Her proudest professional highlight outside of academia:
Athey’s work as Microsoft’s consulting chief economist was, at the time, something of a novelty for a microeconomist. The role contrasted with most other industry economists, Athey says, who traditionally worry about forecasting and other macroeconomic issues.
“What was so new for these tech companies was that they were inventing business models and market designs that had new strategic issues that hadn’t been played out before,” she says. “Whereas one person could set the price of Windows, say, it’s a whole other thing to think about pricing every click on a search engine or every ride on Uber in an efficient way. These multi-sided platforms are built on algorithms and auctions, so the way the business operates is really quite complex. New science and economics are being invented inside of the firms.”
Fast-forward to today, when Amazon has a team of over 100 “tech economists,” and countless other companies model C-level roles after the discipline that Athey helped pioneer. “This is now a career. It’s an opportunity for academics — either former academics who go into industry or people like me who have a foot in each — to have a huge impact on business. It’s a career path that has the potential to start at the lowest levels and become the right-hand person to the CEO,” Athey says. “It was an amazing opportunity to help shape and define that role. Now I spend a lot of time mentoring young people in those roles and helping other companies create similar positions.”
On the companies she admires:
Athey serves on the board of a number of companies that operate in a wide range of industries, including travel (Expedia), finance (Ripple), and dog-sitting (Rover). What is it about those companies that piques her interest as an economist?

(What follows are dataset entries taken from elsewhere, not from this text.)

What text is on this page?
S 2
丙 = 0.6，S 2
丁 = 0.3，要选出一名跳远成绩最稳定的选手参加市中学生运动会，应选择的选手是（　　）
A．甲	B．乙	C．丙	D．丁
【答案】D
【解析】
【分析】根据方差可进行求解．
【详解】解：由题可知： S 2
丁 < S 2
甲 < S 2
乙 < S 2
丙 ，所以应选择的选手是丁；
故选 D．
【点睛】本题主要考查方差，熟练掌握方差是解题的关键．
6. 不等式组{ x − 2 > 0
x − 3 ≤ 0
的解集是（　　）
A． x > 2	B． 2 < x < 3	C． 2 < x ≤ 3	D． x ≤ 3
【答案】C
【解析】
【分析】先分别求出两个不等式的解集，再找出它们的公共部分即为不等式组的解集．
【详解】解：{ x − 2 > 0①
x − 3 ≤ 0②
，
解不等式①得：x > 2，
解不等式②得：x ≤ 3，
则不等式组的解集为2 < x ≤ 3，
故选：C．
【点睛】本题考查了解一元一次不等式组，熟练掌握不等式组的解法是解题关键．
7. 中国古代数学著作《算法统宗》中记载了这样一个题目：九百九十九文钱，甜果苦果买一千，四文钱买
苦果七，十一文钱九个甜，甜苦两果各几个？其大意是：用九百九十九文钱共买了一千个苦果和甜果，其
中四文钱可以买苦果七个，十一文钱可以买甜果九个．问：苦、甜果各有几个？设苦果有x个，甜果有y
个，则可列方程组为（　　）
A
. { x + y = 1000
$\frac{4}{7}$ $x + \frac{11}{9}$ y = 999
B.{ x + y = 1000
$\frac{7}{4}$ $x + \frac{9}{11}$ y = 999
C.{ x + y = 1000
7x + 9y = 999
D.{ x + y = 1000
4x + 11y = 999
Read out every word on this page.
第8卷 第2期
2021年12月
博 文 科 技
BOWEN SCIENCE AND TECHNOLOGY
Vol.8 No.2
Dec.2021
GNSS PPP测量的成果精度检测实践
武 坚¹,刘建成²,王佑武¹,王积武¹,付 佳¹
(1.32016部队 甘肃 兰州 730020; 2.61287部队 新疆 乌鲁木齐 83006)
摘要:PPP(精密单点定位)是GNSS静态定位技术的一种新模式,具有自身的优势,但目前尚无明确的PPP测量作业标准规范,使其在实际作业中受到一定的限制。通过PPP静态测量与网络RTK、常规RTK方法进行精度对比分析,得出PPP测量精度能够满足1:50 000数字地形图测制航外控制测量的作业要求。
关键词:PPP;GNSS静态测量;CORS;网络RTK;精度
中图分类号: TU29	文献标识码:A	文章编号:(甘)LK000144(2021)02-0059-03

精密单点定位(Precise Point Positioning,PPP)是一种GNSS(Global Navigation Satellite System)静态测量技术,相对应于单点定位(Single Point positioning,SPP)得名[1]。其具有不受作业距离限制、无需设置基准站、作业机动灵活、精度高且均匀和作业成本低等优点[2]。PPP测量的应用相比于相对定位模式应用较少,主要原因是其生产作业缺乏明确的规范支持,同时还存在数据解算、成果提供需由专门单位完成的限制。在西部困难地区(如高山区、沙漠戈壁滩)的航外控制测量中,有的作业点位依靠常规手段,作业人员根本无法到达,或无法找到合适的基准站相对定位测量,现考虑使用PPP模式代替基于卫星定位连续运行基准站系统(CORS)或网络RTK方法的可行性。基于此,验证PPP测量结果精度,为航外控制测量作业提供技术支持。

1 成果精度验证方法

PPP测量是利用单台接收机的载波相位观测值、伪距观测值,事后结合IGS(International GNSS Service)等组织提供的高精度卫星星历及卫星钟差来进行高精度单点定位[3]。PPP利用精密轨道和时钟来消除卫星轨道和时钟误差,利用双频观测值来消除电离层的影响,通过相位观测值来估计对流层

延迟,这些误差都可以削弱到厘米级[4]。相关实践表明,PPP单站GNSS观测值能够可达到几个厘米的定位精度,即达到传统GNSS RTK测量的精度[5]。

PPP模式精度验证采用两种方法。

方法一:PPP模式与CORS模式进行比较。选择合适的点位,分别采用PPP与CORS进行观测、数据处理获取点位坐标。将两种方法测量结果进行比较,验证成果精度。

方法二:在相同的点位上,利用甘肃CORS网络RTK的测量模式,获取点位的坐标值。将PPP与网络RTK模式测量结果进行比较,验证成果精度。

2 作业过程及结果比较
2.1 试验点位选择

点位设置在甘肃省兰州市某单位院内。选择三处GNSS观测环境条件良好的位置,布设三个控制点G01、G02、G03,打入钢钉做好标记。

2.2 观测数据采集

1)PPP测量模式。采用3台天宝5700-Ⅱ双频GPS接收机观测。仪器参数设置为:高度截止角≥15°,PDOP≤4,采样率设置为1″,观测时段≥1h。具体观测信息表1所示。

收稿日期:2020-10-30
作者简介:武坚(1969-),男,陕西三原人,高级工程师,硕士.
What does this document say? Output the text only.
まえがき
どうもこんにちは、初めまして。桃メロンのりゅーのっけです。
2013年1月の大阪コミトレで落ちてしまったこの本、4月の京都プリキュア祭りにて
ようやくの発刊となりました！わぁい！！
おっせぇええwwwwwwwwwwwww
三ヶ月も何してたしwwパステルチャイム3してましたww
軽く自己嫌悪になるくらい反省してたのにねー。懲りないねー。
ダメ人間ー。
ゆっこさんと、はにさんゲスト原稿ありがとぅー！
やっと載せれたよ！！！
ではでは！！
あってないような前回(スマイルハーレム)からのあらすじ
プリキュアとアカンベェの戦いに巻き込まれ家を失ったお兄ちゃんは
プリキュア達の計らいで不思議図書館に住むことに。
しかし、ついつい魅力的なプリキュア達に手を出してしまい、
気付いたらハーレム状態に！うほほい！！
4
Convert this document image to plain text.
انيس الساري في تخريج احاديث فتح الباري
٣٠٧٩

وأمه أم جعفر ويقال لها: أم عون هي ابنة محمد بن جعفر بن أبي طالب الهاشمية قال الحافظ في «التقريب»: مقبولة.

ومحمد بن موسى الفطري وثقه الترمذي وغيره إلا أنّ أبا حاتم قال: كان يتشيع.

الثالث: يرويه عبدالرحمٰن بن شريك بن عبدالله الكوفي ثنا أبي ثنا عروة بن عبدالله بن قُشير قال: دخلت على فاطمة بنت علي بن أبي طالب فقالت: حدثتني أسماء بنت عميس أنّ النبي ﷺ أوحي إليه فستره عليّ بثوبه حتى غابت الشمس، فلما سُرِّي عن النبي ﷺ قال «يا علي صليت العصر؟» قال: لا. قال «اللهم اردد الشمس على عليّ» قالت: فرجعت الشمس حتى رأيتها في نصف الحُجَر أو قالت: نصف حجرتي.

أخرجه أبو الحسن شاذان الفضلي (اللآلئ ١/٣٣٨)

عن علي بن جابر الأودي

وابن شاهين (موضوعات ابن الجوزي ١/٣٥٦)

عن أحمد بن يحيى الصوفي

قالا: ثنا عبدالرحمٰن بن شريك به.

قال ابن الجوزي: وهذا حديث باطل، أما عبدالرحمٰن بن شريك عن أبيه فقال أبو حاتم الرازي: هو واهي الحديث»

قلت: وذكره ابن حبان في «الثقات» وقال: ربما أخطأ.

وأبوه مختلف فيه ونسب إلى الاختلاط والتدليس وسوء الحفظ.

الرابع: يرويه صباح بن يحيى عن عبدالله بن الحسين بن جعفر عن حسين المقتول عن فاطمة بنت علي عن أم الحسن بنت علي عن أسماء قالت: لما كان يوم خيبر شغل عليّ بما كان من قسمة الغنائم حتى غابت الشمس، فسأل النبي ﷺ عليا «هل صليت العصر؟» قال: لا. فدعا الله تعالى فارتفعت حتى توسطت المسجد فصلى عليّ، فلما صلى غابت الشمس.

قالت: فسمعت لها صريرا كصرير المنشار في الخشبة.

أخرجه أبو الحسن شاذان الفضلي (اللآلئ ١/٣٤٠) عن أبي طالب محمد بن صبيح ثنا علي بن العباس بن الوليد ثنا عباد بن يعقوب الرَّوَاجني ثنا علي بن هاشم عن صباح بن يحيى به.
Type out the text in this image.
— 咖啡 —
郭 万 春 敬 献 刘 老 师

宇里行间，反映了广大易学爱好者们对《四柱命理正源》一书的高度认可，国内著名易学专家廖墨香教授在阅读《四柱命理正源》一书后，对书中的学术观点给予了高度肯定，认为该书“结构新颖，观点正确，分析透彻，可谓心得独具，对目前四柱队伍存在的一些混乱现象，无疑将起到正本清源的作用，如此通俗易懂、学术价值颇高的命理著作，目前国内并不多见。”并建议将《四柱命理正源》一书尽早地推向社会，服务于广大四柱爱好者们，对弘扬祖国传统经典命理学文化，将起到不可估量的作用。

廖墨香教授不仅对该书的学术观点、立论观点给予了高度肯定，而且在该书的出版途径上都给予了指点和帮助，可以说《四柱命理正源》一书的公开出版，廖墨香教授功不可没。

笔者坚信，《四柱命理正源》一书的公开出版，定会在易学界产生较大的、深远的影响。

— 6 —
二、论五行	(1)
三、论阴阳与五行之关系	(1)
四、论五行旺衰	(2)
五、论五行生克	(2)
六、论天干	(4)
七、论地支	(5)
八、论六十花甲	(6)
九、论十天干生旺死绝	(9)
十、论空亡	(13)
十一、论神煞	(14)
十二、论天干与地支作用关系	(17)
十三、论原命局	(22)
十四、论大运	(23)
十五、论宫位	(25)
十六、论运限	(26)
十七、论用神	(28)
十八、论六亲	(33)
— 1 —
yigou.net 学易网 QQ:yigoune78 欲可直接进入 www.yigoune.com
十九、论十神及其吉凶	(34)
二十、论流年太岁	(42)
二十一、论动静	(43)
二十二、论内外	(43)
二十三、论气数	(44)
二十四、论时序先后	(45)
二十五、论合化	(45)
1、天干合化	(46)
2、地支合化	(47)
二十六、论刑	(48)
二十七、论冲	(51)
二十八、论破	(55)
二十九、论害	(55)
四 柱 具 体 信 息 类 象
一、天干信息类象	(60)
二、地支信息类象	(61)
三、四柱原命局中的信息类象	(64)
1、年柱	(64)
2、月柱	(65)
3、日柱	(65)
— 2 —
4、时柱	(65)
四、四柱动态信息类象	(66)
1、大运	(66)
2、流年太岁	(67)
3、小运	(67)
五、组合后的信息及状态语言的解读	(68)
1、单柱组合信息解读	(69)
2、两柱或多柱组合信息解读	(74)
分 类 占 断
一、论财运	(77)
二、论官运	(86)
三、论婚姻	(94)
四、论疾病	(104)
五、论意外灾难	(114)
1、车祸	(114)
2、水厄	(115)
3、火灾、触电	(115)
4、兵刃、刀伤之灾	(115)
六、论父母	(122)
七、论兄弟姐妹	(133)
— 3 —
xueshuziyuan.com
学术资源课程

For Ripple — whose mission is to move money instantly, 7 days a week, 24 hours a day, around the world — it’s the opportunity to address the frictions in global financial transactions. “Those frictions are basically a huge tax on the global economy, particularly for parts of the world that are not well-connected,” Athey says. “You have people working all week to remit money home, and then 20% of that money gets burned in the remittance process. Or people are trying to do business from Africa but can’t move money in less than 10 days or two weeks. It’s very regressive and very inefficient. So it’s exciting to be part of a company that has a real chance of making a dent in that problem.”
As for the online dog-sitting marketplace Rover, Athey was drawn by the company’s ability to create value for people on each side of the transaction. This service, Athey says, allows pet owners to do things that would have been problematic before, whether it’s simply staying late at work or traveling without having to put their pets in the “doggie jail” of a kennel. On the other side, she says, the pet sitters are passionate about animals. “It just creates enormous value. It’s exciting as an economist to see a service that gives people something that’s so much better than their next alternative, and have the service providers get paid for something that they love,” Athey says.
“They almost didn’t let me on the board because I don’t have a dog,” she laughs. “I have chickens, but they don’t love you the way a dog does.”